Wednesday, October 31, 2007

HAPPY HALLOWS EVE.

-- i speak to you in riddles.

Monday, October 29, 2007

Thursday, October 18, 2007

i put my faith in you, so much faith.

you know how in psychiatric drama's they make the psychiatrists waiting
room completely white with the few inspirational posters trying to get
you to not kill yourself? that's where i am right now, except i'm not
the patient, i'd much rather be the patient though. my moms in there, i
just got booted out of her office because my mom didn't want me to see
her crying. i honestly don't know what i'm doing half the time anymore
and sometimes i wonder if its because of me or not. am i being selfish
in calling my mom selfish? it feels like everything i do has to be okay
with her schedule or something. i'm 19 and i'm supposed to enjoy this
time of my life yet here i am, in this white room with the receptionist,
a recovering addict and an old man who doesn't even know where he is. i
want to go home and sleep, or at least get away from all this. i wish i
was someone else. has anyone else ever wondered what it feels like to
die? like, how do you just sleep forever? what if you get to experience
life again in another persons form? i guess that's what i think about
when i want to block things out. just the impossible and improbable.
what if there is no jesus, what if everyone's efforts went into vain?
what if all these churches, monestaries, convents, temples, mosques-
what if they're all built and amount to nothing? what if we do just
sleep forever?
-- i speak to you in riddles.

Saturday, October 13, 2007

water garden.

-- i speak to you in riddles.

Friday, October 05, 2007

woohoo

-- i speak to you in riddles.

just one

-- i speak to you in riddles.

Thursday, October 04, 2007

clearly i love my cat

-- i speak to you in riddles.

Wednesday, October 03, 2007

hey sup

-- i speak to you in riddles.

Monday, October 01, 2007

why do people let themselves waste?

it's funny how people work- always trying to top someone else and look a badass. no one is impressive and no one is impressionable. i have yet to meet someone worth talking to because usually it's all the mindless chatter about how hardcore my snakebites are and how scene my tattoo's are. don't get me wrong, i love tattoo's, i'm still waiting till i can get my next one. but i'm just so unimpressed with people who go around posting bulletins on myspace (who are all underage, might i add) saying THEY CAN'T WAIT TO GET MY SUPERSCENE AWESOMELY HARDCORE TATTOO WHICH WILL LOOK LIKE SHIT!!

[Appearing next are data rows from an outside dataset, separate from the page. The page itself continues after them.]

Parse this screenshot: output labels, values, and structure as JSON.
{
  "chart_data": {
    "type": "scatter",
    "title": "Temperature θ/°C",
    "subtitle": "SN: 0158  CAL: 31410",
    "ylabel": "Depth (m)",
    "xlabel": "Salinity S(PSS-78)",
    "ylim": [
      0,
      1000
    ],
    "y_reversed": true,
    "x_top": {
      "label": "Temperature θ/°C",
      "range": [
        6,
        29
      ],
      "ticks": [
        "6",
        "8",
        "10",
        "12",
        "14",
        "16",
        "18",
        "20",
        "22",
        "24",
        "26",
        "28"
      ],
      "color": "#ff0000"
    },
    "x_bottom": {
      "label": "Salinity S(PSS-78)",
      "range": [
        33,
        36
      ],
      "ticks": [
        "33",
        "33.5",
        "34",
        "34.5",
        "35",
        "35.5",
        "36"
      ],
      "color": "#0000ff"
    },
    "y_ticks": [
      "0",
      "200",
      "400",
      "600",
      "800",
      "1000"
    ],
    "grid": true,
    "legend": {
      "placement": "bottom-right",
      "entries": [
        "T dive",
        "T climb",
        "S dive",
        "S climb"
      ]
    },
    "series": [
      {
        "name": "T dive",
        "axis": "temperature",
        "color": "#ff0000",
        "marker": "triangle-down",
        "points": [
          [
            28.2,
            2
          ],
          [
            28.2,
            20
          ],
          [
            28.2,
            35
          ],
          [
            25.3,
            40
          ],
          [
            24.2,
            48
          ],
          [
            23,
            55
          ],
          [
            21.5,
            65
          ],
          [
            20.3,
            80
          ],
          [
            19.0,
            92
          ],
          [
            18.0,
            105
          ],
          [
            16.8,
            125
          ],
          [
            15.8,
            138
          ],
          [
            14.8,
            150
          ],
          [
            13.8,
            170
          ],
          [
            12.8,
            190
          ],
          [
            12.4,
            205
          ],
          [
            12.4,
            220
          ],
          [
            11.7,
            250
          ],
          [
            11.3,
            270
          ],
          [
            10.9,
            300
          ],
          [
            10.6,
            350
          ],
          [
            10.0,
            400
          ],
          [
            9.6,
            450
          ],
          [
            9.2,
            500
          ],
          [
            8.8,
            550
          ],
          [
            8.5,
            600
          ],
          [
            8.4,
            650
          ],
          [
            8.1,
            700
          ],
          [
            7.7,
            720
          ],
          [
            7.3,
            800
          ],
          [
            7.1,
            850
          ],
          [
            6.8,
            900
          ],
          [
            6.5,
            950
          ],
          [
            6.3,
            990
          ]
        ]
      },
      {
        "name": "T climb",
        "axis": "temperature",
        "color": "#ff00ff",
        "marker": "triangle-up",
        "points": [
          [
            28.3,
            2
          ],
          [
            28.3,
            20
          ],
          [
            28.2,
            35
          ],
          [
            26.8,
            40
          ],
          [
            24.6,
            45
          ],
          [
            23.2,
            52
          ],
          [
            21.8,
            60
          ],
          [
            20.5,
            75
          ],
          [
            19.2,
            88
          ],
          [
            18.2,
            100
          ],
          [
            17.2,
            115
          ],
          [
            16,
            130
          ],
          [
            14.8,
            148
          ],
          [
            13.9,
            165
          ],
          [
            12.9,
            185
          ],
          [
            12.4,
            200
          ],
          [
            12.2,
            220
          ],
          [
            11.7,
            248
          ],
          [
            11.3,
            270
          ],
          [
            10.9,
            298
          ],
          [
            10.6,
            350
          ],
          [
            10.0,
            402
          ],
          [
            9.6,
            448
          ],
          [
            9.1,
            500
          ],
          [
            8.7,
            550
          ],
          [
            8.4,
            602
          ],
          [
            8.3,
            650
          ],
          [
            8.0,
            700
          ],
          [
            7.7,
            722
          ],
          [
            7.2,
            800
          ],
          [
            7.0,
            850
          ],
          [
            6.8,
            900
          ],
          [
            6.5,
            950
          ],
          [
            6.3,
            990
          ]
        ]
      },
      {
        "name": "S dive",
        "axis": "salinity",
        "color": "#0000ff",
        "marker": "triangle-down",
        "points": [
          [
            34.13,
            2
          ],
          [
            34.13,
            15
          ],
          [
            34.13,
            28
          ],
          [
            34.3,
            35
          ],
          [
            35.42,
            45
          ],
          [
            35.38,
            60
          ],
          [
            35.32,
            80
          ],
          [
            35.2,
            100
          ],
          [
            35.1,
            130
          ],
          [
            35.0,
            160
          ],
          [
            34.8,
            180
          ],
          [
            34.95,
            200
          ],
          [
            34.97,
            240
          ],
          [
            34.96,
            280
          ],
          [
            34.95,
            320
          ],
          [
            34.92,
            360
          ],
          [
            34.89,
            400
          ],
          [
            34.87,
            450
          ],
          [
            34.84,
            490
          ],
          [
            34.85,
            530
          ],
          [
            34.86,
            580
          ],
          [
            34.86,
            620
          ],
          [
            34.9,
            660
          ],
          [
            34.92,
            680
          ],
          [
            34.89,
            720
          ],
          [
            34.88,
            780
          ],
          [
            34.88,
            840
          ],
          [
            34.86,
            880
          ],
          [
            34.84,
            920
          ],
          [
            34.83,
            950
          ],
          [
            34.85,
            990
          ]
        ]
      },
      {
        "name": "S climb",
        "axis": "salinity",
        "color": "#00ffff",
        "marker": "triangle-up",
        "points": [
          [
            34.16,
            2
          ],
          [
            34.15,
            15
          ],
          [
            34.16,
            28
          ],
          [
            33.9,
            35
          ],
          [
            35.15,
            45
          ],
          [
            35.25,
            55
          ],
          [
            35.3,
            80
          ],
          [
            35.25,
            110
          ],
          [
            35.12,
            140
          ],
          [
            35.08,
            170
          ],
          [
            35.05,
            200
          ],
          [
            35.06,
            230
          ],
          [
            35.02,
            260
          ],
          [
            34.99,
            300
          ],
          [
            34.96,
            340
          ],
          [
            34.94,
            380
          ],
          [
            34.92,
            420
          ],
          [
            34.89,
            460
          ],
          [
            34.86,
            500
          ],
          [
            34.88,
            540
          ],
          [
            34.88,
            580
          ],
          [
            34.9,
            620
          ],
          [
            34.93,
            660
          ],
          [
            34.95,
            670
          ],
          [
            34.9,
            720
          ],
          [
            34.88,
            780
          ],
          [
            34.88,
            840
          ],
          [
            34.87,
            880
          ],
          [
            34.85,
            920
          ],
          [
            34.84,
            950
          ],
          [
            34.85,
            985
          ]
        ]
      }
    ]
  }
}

it seems like no one gets tattoo's because they mean something anymore, i saw a girl with a john deere tattoo on her lower back.... WHAT THE FUCK? get a life, ink doesn't make you cool, ink signifies what's important to you. and if killwhitneydead's CD logo is important to you, then you need to rethink your life. be original.

on that note, my next tattoo is going to be cherry blossom's around a violin f-hole with some obscure phrase underneath. and it'll be on my feet. in your face sucker.